CIUC Opened the Eighth Confucius Classroom in the South Island at the Otago Girls’ High School in Dunedin
Above photo: From left: Ms Jiang Jin, Deputy Director of the Confucius Institute at the University of Canterbury, Adam Lam, Director of the Confucius Institute at the University of Canterbury, Chris Durrant, HOD of Otago Girls High School, Zhai Jianjun, Chinese Education Consul in Christchurch, Dave Cull, Mayor of Dunedin and Linda Miller, Principal of Otago Girls High School.
On 21 June, the eighth Confucius Classroom in the South Island was opened by the Confucius Institute at the University of Canterbury (CIUC) at Otago Girls’ High School in Dunedin, New Zealand. People present included the Mayor of Dunedin Dave Cull, the Education Consul of the Consulate General of the People’s Republic of China in Christchurch, Zhai Jianjun, the Principal of Otago Girls’ High School Linda Miller, CIUC Director Adam Lam and Deputy Director Jing Jiang. All of the teachers and students who were learning Mandarin and staff from the language department attended the ceremony.
The ceremony began with a special Wairua Puhou, which was presented by the OGHS students and teacher to extend their warm welcome to the guest.
After that, the Principal Ms Miller delivered a welcome speech. She said that OGHS has established a close relationship with China since she visited China on a CIUC Principals’ Delegation four years ago and since then, Mandarin has been taught as the seventh foreign language in the school. She also expressed her gratitude for the support from the Confucius Institute and the MLA program, which has enabled an increasing number of the schools giving their students the opportunity to learn Mandarin and understand Chinese culture. At the end of her speech, Ms Miller promised that the school would continue to encourage more students to learn Mandarin.
Education Consul ZHAI Jianjun congratulated the school on the opening of the Confucius Classroom on behalf of the Consulate General of the People’s Republic of China in Christchurch. He welcomed OGHS to become a member of a big family with over 500 Confucius Institutes and over 1,000 Confucius Classrooms across the globe. He also commented that China and New Zealand have built a long lasting friendship, and the cooperation in education between the two countries would further enhance the understanding and friendship between the two peoples. He said the Chinese government would continue to provide strong support to the leaning and teaching of Chinese language in New Zealand.

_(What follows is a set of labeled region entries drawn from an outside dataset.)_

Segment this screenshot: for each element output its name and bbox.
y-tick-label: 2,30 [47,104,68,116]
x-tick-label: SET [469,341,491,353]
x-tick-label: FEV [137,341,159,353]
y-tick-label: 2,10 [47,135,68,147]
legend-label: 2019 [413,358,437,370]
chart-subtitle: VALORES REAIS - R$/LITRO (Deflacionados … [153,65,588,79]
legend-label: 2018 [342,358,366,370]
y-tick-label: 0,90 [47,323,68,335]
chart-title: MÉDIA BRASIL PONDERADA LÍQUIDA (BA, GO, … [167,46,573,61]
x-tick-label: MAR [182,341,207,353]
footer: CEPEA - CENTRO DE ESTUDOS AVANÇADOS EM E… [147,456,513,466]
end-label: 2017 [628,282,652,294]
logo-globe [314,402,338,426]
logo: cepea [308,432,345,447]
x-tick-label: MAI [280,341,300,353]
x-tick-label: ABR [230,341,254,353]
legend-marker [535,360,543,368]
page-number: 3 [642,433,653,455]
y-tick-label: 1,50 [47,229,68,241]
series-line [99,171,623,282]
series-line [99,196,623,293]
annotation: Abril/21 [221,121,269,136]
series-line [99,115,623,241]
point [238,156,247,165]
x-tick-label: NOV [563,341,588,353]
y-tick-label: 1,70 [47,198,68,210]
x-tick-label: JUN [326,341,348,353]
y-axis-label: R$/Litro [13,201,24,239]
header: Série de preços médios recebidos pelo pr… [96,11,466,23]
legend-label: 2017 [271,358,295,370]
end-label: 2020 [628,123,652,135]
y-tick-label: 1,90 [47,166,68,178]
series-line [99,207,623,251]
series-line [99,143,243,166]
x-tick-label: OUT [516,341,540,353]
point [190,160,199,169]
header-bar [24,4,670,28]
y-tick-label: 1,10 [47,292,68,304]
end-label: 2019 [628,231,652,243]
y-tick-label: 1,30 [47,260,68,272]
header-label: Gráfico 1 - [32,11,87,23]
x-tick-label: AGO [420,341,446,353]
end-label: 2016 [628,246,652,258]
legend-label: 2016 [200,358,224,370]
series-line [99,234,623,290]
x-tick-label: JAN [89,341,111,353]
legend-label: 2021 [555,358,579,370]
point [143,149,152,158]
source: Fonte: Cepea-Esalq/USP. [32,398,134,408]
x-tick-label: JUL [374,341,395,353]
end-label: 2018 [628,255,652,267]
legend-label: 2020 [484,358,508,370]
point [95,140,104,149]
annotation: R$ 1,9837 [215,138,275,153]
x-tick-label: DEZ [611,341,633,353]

His Hon Mayor Dave Cull looked back on the historical connections between Dunedin and China. He said the first settlers from China came to Dunedin during the Gold Rush in 1860s and in 1994, Dunedin established a sister city relationship with Shanghai. The links of the two cities provide a great opportunity for a people-to-people exchanges; therefore, young people need to seize the opportunity to learn more about China and its people.
CIUC Director Adam Lam showed his appreciation to staff and students at OGHS for their weeks of preparation and hard work for this lovely opening ceremony. He said that learning Mandarin is not only useful for future job opportunities, but also good for a challenge of oneself. He encouraged more students to learn Mandarin and overcome all the difficulties they faced in learning the language.
After the speeches, two students from Year 12 sang a Chinese pop song “Little Luck”. Their fluent Chinese impressed the audience.
Year 10 student Jessica, a Chinese New Zealander, shared with the audience the reason why she wanted to learn Chinese. Her parents originally came from Taishan, China, she would like to learn more about her origin and the language that her parents speak.
Three girls from Year 12 presented an old poem, and then Year 10 students performed a popular Chinese dance to “Little Apple”. They made the audiences laugh.
CIUC Martial Arts instructor Kezhong Sun performed Traditional Chinese Kong Fu and Tai Chi on the stage, which made the audience sit on the edge of their chairs.
After the performance, Dave Cull unveiled the plaque of Confucius Classroom, symbolising the official opening of the classroom, which is the second Confucius Classroom in Dunedin.